Aktien Wien Schluss: ATX gewinnt 0,42 Prozent

dpa-AFX

WIEN (dpa-AFX) - Die Wiener Börse hat den Handel am Dienstag mit Kursgewinnen beendet. Der ATX stieg um 0,42 Prozent auf 3327,42 Punkte

Unterstützung lieferten ein etwas schwächerer Eurokurs, eine freundliche Eröffnung an der Wall Street sowie jüngste Insider-Meldungen zur europäischen Notenbankpolitik. Aussagen aus Kreisen der Europäischen Zentralbank (EZB) zufolge seien von den Währungshütern im kommenden Jahr 2018 nur geringfügige Anpassungen ihrer Niedrigzins-Politik zu erwarten.

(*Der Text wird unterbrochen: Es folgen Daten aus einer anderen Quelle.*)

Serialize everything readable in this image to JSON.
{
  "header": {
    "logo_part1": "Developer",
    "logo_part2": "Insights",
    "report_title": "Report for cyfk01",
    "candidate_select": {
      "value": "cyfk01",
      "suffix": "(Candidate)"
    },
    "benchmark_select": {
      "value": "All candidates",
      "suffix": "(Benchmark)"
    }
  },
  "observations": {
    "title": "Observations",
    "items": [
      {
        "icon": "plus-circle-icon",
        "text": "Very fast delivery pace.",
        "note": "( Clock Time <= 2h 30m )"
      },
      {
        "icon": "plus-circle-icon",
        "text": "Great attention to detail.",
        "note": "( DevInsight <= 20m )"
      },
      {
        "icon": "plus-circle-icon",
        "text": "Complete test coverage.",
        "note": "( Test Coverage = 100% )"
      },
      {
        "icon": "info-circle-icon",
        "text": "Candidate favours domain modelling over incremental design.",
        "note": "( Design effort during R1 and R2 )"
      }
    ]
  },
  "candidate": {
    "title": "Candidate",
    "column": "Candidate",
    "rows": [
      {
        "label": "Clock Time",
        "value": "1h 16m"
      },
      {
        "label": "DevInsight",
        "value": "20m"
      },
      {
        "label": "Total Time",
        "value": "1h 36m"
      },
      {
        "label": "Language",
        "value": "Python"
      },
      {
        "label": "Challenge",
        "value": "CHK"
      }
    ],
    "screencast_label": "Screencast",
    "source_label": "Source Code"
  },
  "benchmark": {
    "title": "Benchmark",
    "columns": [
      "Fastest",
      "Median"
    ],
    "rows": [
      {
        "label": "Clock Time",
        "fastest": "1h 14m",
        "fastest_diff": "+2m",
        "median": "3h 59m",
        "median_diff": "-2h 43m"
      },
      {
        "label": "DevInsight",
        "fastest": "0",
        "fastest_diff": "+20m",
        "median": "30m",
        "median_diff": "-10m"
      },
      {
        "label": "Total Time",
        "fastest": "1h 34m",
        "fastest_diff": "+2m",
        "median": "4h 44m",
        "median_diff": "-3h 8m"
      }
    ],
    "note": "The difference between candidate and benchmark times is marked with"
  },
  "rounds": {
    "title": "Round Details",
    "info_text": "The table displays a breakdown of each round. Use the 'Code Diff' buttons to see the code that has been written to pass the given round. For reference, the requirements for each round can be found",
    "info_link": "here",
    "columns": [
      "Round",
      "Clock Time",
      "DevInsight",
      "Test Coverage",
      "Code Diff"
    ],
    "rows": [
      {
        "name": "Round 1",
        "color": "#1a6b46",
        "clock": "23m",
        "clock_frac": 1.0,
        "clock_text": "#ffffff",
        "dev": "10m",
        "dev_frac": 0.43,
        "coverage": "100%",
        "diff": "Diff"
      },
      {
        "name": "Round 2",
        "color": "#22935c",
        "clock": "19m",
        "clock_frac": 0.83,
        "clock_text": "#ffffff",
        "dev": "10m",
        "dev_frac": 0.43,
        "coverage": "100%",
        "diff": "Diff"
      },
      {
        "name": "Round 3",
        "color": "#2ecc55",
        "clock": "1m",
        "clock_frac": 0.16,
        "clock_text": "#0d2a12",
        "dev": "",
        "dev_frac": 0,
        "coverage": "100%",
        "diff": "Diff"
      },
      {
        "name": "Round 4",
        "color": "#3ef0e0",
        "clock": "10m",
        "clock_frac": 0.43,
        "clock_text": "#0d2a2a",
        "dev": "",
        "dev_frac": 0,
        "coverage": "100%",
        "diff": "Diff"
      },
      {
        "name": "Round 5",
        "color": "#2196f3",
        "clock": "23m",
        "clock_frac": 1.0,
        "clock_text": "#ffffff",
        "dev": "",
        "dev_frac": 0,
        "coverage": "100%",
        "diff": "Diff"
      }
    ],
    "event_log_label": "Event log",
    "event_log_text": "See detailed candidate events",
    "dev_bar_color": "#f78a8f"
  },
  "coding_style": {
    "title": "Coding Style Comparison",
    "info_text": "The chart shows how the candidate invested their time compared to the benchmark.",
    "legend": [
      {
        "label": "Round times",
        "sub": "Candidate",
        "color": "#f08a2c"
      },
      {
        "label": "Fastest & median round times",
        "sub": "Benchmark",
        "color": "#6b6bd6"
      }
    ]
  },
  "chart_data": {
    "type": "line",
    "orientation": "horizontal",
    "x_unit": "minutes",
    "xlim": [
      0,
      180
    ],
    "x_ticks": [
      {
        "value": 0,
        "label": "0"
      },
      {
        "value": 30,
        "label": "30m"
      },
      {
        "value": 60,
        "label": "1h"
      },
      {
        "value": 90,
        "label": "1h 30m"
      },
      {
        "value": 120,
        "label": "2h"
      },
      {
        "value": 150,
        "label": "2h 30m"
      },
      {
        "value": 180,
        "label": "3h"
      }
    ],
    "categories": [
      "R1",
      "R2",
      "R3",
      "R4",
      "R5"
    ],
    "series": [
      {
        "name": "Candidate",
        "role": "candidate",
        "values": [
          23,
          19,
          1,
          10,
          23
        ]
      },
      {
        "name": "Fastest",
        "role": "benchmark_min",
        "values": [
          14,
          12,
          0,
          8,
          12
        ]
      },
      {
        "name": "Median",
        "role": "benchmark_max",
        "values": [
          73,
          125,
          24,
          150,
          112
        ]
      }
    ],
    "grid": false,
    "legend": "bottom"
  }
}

Die gescheiterten Koalitionsverhandlungen in Deutschland sorgten dagegen nicht für Aufregung an den Märkten. Bereits zum Wochenstart hatte die Nachricht nur kurz auf Europas Aktienmärkten gelastet.

In Wien waren neue Unternehmensmeldungen rar. Rückenwind kam für den ATX unter anderem von Polytec (plus 4,38 Prozent auf 18,57 Euro) und Lenzing (plus 3,78 Prozent auf 100,15 Euro), aber auch Wolford waren mit einem Plus von 3,26 Prozent auf 14,25 Euro erneut gesucht. Am Vortag hatten die Papiere mit einem Zuschlag von mehr als fünf Prozent an erster Stelle geschlossen.

Bauwerte rangierten ebenfalls mehrheitlich unter den Kursgewinnern. So gewannen Porr-Aktien 4,20 Prozent auf 25,29 Euro und Strabag zogen um 2,18 Prozent auf 34,40 Euro an. Wie am Dienstag bekannt wurde, hat das Unternehmen einen neuen Auftrag in Schweden an Land gezogen und wird einen weiteren Abschnitt des Akalla-Tunnels für den Stockholmer Autobahnring bauen. Das Auftragsvolumen beträgt rund 45 Millionen Euro.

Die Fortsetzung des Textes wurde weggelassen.